I received the call from my sister while I was standing outside of the bank with my husband...just standing there in the parking lot about to get in the car and the call came.  He was gone.  He had fallen after dinner, maybe his heart, I don't know, but he was gone, she said.  I wailed, "No! No! No!", but it didn't make any difference.  I clung to the phone that night crying and listening to my parents and my sister crying...we hung on the phone and cried together, several thousand miles apart.

We flew to Texas the next day and by that night I was wrapping my arms around my little mother saying, "I'm sorry...I'm sorry, Mom...I'm so sorry!"  What else is there to say?  The next four days were filled with decisions and planning, sometimes heartlessly demanding.  My mother never looked as small as she did the day I saw her standing in a room full of caskets, nodding her head at one, pain etched across her face in silence, tears running down her cheeks.

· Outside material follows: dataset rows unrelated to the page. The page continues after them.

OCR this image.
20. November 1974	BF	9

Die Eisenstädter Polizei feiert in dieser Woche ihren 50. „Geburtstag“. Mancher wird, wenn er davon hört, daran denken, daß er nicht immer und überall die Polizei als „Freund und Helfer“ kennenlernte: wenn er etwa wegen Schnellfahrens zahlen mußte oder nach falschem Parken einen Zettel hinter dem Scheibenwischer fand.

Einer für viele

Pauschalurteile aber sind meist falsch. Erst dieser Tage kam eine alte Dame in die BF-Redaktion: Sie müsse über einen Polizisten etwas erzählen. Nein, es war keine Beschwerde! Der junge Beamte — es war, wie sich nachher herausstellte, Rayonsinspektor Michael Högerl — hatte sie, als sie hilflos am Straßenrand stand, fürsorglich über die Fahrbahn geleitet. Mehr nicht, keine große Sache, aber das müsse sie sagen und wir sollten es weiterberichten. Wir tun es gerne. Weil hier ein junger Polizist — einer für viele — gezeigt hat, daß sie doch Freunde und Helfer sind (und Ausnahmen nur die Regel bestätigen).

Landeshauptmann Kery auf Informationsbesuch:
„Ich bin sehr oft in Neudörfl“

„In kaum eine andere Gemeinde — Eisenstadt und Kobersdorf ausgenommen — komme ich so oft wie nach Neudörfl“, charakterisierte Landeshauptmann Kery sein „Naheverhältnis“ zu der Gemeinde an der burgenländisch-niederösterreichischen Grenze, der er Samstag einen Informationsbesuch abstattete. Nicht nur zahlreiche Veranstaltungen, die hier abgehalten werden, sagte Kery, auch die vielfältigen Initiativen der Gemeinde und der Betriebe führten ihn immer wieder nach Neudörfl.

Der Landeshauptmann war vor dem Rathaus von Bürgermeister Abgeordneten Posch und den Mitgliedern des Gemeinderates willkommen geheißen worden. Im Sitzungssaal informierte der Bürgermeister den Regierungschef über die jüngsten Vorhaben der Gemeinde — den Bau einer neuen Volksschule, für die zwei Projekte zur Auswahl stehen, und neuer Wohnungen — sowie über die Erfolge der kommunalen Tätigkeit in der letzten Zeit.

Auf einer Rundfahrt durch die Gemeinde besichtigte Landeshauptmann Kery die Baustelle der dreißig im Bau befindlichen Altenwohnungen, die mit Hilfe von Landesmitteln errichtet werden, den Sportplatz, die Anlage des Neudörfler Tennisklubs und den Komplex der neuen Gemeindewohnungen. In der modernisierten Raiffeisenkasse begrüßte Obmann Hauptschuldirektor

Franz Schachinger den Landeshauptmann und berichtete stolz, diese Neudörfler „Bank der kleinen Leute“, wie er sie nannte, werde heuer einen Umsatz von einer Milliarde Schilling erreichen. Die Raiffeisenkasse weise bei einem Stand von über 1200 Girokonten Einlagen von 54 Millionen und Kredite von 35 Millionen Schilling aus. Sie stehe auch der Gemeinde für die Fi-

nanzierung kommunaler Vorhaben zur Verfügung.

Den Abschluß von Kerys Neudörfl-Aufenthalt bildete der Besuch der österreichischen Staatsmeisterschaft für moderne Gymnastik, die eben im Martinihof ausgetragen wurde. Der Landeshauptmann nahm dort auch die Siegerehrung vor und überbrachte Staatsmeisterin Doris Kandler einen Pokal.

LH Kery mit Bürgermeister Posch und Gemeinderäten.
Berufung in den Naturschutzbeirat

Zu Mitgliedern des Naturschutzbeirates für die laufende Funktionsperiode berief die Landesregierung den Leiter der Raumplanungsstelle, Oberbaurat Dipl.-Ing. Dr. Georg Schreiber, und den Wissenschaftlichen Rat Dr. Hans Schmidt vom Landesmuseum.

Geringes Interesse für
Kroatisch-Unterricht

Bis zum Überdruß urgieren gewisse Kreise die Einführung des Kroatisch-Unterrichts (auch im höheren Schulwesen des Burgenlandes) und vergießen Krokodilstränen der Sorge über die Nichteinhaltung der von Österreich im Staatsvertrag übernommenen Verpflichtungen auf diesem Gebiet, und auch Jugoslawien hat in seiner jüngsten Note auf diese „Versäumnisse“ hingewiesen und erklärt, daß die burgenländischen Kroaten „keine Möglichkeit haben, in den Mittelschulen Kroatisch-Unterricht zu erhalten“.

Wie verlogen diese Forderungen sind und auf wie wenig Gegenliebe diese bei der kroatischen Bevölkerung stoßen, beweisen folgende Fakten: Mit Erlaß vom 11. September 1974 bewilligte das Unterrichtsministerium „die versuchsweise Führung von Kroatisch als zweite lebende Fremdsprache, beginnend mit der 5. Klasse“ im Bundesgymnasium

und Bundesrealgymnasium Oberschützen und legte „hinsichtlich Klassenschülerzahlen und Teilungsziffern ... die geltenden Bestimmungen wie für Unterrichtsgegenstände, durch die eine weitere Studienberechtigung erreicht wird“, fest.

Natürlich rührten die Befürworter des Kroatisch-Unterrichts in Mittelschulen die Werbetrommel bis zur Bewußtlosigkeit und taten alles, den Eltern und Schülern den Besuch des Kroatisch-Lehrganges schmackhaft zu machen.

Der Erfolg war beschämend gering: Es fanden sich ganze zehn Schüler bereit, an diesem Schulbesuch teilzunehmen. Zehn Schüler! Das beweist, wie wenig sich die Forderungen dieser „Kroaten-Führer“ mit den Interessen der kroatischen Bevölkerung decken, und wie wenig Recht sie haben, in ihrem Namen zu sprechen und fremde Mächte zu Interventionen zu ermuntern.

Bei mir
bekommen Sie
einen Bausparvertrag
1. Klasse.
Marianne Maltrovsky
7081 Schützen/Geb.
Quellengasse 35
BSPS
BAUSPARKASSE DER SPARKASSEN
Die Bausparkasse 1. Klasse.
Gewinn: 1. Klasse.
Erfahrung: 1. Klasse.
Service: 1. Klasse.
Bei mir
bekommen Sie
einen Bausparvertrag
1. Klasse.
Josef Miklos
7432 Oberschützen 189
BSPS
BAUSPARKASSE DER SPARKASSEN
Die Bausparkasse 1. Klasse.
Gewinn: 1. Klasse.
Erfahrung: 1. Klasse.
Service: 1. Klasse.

I stood at the podium in the chapel, unable to stop shaking, unable to steady my voice, barely able to read the words on my pieces of paper.  All so surreal.  I saw his body and knew it was him, but asked myself silently, "Is it really him?  Why do his hands look so old?"

We buried him on my parents' land, there near the road, there where Mom could watch over him and know that there would be no more suffering, just the absence that we will all have to live with and the loss of all that could have been.  The next morning while it was still dark, I walked outside wearing Mom's winter coat that she has hanging by the back door.  I stood there by the mound of dirt and told him I was sorry and late that afternoon Mom and I planted bluebonnet seeds across the soil and watered them hoping they will come to life in the spring.

You never know what's coming.  One of the hardest things about life is keeping an open, receptive heart when you know full well that tomorrow could bring the shock of loss or betrayal or death...with no second chances.  I've lost my brother.  I know where he is...he is on the other side of that river and I will see him again one day, but today...he is gone and there is a grief that fills that emptiness.